The Central Epidemic Command Center yesterday said it would delay the lifting of the indoor mask mandate, citing public health considerations and ongoing discussions on how the policy should be implemented.
Earlier this week, Centers for Disease Control Deputy Director-General Chuang Jen-hsiang (莊人祥), who is the CECC’s spokesman, said officials from several ministries were working on the policy and an announcement would be made yesterday.
However, Deputy Minister of Health and Welfare Victor Wang (王必勝), who heads the CECC, yesterday said that the policy was still under review.
Wang said its implementation would be “delayed slightly” due to three main factors.
First, the center has registered an increase in hospital bed occupancy after the Lunar New Year holiday, likely due to an increased number of heart attacks and strokes amid cold weather, he said.
Even though many of the new hospitalizations were not COVID-19-related, there has been a slight “tightening” of available hospital capacity, he said.
CECC data showed that 2,894 of the country’s 5,609 hospital beds, or 51.6 percent, were occupied.

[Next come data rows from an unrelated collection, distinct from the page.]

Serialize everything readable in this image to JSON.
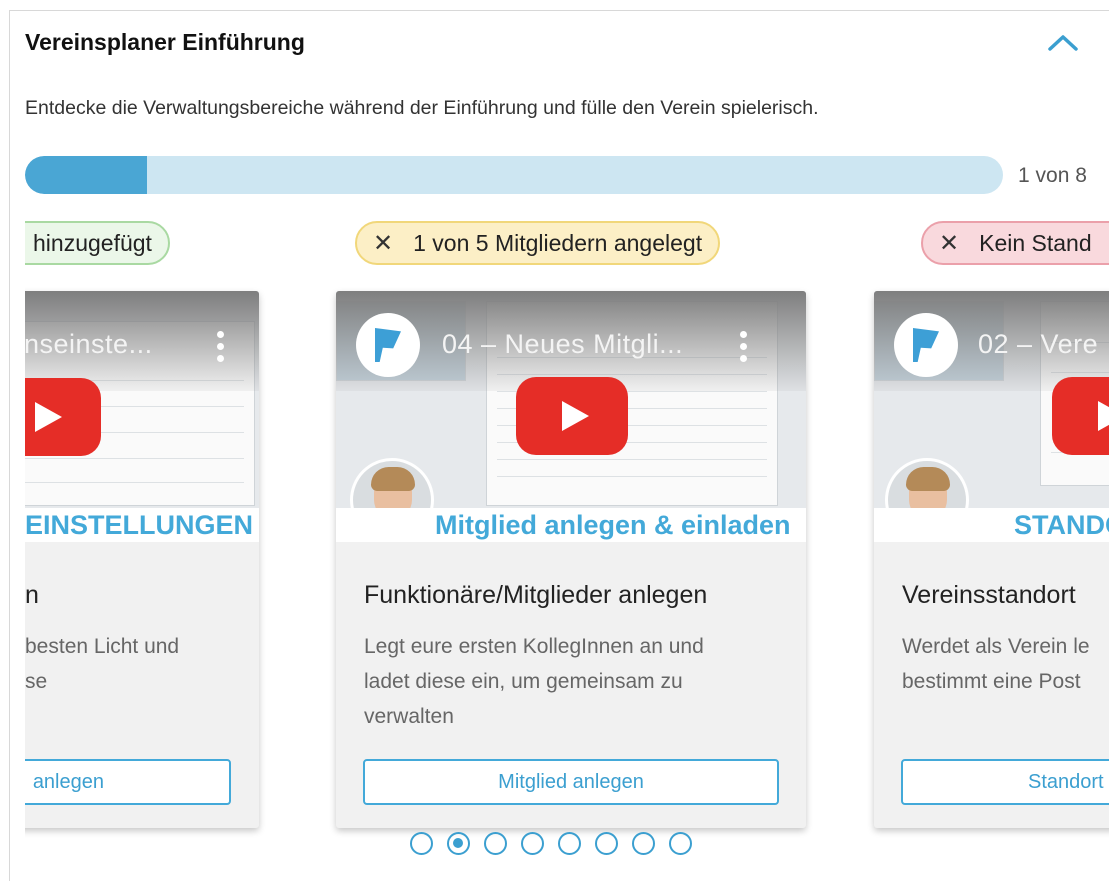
{
  "header": {
    "title": "Vereinsplaner Einführung",
    "collapse_icon": "chevron-up-icon"
  },
  "description": "Entdecke die Verwaltungsbereiche während der Einführung und fülle den Verein spielerisch.",
  "progress": {
    "fraction": 0.125,
    "label": "1 von 8"
  },
  "colors": {
    "accent": "#43a9d9",
    "progress_fill": "#4aa6d4",
    "progress_track": "#cde6f2",
    "youtube_red": "#e52d27"
  },
  "cards": [
    {
      "status": "hinzugefügt",
      "status_color": "green",
      "video_title": "nseinste...",
      "banner": "EINSTELLUNGEN",
      "title": "n",
      "description_lines": [
        "besten Licht und",
        "se"
      ],
      "button": "anlegen"
    },
    {
      "status": "1 von 5 Mitgliedern angelegt",
      "status_color": "yellow",
      "video_title": "04 – Neues Mitgli...",
      "banner": "Mitglied anlegen & einladen",
      "title": "Funktionäre/Mitglieder anlegen",
      "description_lines": [
        "Legt eure ersten KollegInnen an und",
        "ladet diese ein, um gemeinsam zu",
        "verwalten"
      ],
      "button": "Mitglied anlegen"
    },
    {
      "status": "Kein Stand",
      "status_color": "red",
      "video_title": "02 – Vere",
      "banner": "STANDO",
      "title": "Vereinsstandort",
      "description_lines": [
        "Werdet als Verein le",
        "bestimmt eine Post"
      ],
      "button": "Standort"
    }
  ],
  "pagination": {
    "count": 8,
    "active_index": 1
  }
}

The second factor is that easing the mask mandate would affect multiple sectors of Taiwanese society and has to be adequately communicated with all stakeholders beforehand, Wang said.
Mask regulations in schools would have to be defined, he said, adding that the new term starts at most schools on Feb. 13.
Wang said the CECC is still collecting feedback on the draft policy from various parents’ and teachers’ groups.
The third reason is that COVID-19 case numbers have rebounded over the past few days, most likely because of underreporting during the Lunar New Year holiday, he said.
Even though the increase would likely be temporary, the CECC “wants to observe [the case numbers] for a few days to see if they begin to drop or stabilize,” he said.
Asked when he expects the CECC to announce the policy, Wang said it would depend primarily on the “resolution” of the three factors, but the center would “not necessarily” wait until the school term starts.
Wang said a “major announcement” would be made in May.
If Taiwan downgrades COVID-19’s communicable disease classification as planned, the CECC could be downgraded or deactivated entirely, he added.